Very good post, tb. I think that what we've just gone through will shake a lot of folks out and our little group will shrink a bit. The phenomenon being akin to LTB&H as opposed to short term trading or even deferred gratification vs immediate gratification.

Tom



To: tekboy who wrote (26485)6/20/2000 10:06:00 AM
From: Mike Buckley  Respond to of 54805
 
tekboy,

The combination of shock, discomfort, amusement, and condescension was about what I would have received if I had asked them to hold hands and kneel in the aisle while I baptized them with the Bud man as witness....

ROTFLMAO!!!!!!!!!!!!!!!!!!!!!

Someone asked the other day what my "professional" investing biz buddies were saying to me now that our favorites had tanked so severely.

Show them the returns on any portfolio held three or more years. That sort of question makes sense only to the person who thinks today's price should explain a price of three months ago. Uncle Sam's tax man loves people who think that way.

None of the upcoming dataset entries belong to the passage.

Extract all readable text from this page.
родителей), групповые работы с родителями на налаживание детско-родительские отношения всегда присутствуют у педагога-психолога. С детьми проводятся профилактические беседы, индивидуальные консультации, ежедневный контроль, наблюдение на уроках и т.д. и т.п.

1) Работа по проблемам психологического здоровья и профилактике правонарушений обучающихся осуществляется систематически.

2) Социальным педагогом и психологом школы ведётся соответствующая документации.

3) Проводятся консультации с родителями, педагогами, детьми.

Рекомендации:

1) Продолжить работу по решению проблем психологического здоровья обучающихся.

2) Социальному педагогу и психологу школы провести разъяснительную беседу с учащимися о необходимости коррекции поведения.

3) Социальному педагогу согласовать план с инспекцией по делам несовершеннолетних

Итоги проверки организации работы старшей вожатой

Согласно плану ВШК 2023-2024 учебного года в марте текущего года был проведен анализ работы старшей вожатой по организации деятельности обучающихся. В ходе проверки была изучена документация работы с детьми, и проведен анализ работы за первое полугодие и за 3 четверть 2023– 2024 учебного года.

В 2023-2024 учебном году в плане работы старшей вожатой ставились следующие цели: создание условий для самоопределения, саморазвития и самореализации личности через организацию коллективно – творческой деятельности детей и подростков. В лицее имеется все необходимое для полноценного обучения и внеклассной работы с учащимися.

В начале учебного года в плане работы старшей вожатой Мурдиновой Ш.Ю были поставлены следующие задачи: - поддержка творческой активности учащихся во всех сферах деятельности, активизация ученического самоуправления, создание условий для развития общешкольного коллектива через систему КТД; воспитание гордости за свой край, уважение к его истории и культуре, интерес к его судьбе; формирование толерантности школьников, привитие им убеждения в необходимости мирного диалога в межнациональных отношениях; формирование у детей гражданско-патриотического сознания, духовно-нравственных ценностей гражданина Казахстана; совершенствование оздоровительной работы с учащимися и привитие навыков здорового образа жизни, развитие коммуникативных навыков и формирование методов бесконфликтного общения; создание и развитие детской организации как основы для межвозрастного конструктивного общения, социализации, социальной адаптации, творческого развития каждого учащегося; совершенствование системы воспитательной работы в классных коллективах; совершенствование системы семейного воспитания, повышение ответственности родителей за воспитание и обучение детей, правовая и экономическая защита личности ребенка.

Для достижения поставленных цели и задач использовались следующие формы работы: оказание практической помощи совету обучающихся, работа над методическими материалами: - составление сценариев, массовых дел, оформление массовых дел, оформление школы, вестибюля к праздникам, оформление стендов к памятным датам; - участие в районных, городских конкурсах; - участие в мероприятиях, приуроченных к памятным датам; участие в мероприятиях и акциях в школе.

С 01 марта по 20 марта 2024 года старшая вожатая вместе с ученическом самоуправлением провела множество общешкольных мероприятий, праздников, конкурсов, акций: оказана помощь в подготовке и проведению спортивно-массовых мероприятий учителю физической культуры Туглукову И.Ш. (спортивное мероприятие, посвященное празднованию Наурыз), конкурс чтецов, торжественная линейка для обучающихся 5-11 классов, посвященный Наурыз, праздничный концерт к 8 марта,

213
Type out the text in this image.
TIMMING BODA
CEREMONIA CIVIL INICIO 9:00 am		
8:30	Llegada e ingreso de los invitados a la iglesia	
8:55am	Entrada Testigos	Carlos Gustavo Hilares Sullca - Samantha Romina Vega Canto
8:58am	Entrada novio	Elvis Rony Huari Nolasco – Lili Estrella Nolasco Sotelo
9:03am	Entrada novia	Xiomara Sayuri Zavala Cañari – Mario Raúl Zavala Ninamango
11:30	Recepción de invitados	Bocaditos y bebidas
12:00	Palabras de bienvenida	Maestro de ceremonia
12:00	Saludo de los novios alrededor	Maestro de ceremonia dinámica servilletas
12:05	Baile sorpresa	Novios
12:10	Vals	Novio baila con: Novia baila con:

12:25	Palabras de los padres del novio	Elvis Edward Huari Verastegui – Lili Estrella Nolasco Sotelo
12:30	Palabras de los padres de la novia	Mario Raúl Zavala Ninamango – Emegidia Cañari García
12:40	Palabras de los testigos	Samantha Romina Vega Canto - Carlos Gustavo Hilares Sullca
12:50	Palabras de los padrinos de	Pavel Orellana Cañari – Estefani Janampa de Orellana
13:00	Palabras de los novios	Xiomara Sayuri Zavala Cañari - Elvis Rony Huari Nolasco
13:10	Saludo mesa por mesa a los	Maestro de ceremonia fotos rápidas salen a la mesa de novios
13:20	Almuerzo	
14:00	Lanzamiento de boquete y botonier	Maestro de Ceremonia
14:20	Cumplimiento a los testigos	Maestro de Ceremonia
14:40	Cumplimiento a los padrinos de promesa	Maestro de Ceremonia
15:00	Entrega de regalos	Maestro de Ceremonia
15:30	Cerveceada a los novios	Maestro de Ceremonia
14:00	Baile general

By and large, they feel that I got lucky in catching a particular market "wave,"

On a short-term basis, you did. The Naz went up 85% in 1999. That's luck, not skill or knowledge.

The recent Qualcomm stories and drop have confirmed all of that for them, and my insistence that nothing is fundamentally wrong is seen as proof that I "fell in love" with my picks and don't have the objectivity to recognize what was (and is) going on.

Any time a stock drops it sets up the opportunity for someone to say you fell in love with a stock. Recite the five times Siebel has fallen 30% to 50% in the last 2 1/2 years, and remind them that it is only notches away from an all-time high.